# Mustang Memorial 50



## MangoRoX87 (Oct 19, 2009)

Looks like a lot of fun!! Seems grey is the color of choice! Hahah


----------



## trailhorserider (Oct 13, 2009)

Gray Arabians rule! :lol:


----------



## trailhorserider (Oct 13, 2009)

And the video is awesome! It felt like I was riding too!


----------



## Comfortably Numb (Jul 16, 2013)

Really nice pictures and video! 
Phantom, could you please let me know whether your GoPro is sitting on your helmet only with the help of the kit head strap or do you use anything in addition to secure it?
I have always been using the head strap only when directly on my head - kind of feel as if it might spring out, but never tested it.


----------



## phantomhorse13 (Feb 18, 2011)

Comfortably Numb said:


> let me know whether your GoPro is sitting on your helmet only with the help of the kit head strap or do you use anything in addition to secure it?


No, I am using just the strap it came with. So far, it's stayed put even being whacked by branches, etc. The helmet I use (a tipperary) is just plastic, so the strap grips well. Not sure it would work so well on a fuzzy helmet (like velvet hunt cap).


----------



## Comfortably Numb (Jul 16, 2013)

Thank you - now I feel empowered to give it a try next time out. 
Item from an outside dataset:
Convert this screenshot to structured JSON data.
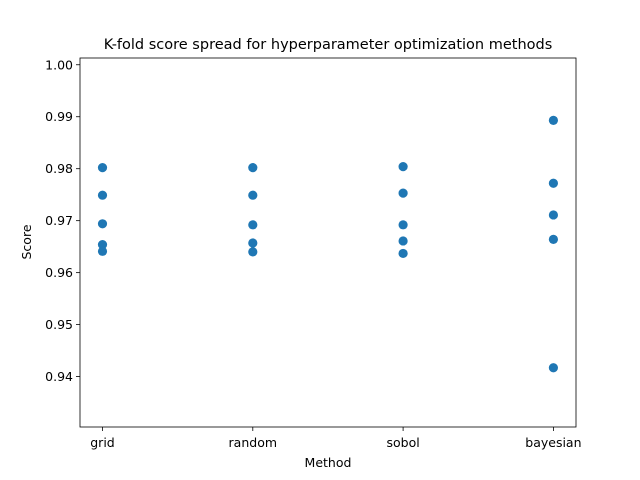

It is a plastic helmet that I ride in, although not sure which (plastic vs. velvet) would be the better grip. Shape probably also matters. Worst case scenario - would have to upgrade to GoPro Hero 3.


----------



## liltuktuk (Dec 16, 2011)

Gorgeous!

I need to get myself to an endurance ride. I spent 3 hours last night at JFK waiting for my plane to leave reading "To Finish is to Win" by Dodie Sable, not only was I having giggling fits in front of complete strangers, but when I finally got home (at 1:00 AM mind you) I was ready to jump on my mare and GO GO GO!

Next year I WILL do a ride. I'd love to travel to the farther ones from me, such as this one. I need more vacation days. *sigh*

And grey Arabians do rock!


----------



## Eole (Apr 19, 2013)

Thanks for sharing! I had a few fellow canadians attending the ride. "Weather was cold, trails were nice and people were friendly" is their report!

Lovely horses, nice pictures and video, I couldn't stop 'till the end: it also makes me want to hope on my horse and ride!


----------



## phantomhorse13 (Feb 18, 2011)

liltuktuk said:


> Next year I WILL do a ride. I'd love to travel to the farther ones from me, such as this one.


You should have 2 AERC rides fairly close to you next year, plus at least 1 additional CTR. Last I heard, Pam is moving her Hector Half Hundred (Finger Lakes area) to Memorial Day weekend so that Patti can do her Shut Up and Ride (Allegheny State Forest) in the beginning of October. Then there is going to be a CTR in Brookfield at the end of June. New York State is very well represented!


----------



## liltuktuk (Dec 16, 2011)

phantomhorse13 said:


> You should have 2 AERC rides fairly close to you next year, plus at least 1 additional CTR. Last I heard, Pam is moving her Hector Half Hundred (Finger Lakes area) to Memorial Day weekend so that Patti can do her Shut Up and Ride (Allegheny State Forest) in the beginning of October. Then there is going to be a CTR in Brookfield at the end of June. New York State is very well represented!


I heard! I'm super excited. I'm hoping I can do all three, but definitely want to at least do the two AERC rides.

Unfortunately with our lovely WNY fall/winter weather and my work schedule (leave for work when its dark, get out of work when its dark) I'm not getting much riding in right now.


----------



## CJ82Sky (Dec 19, 2008)

Love these updates and can't wait to hear how the Thanksgiving weekend 100 goes!


----------



## Yogiwick (Sep 30, 2013)

Ohhh my sooo jealous! lol
Loving all those A-rabs.

Seeing the video of them all lined up on the sand it looks like you are off in the desert lol.


----------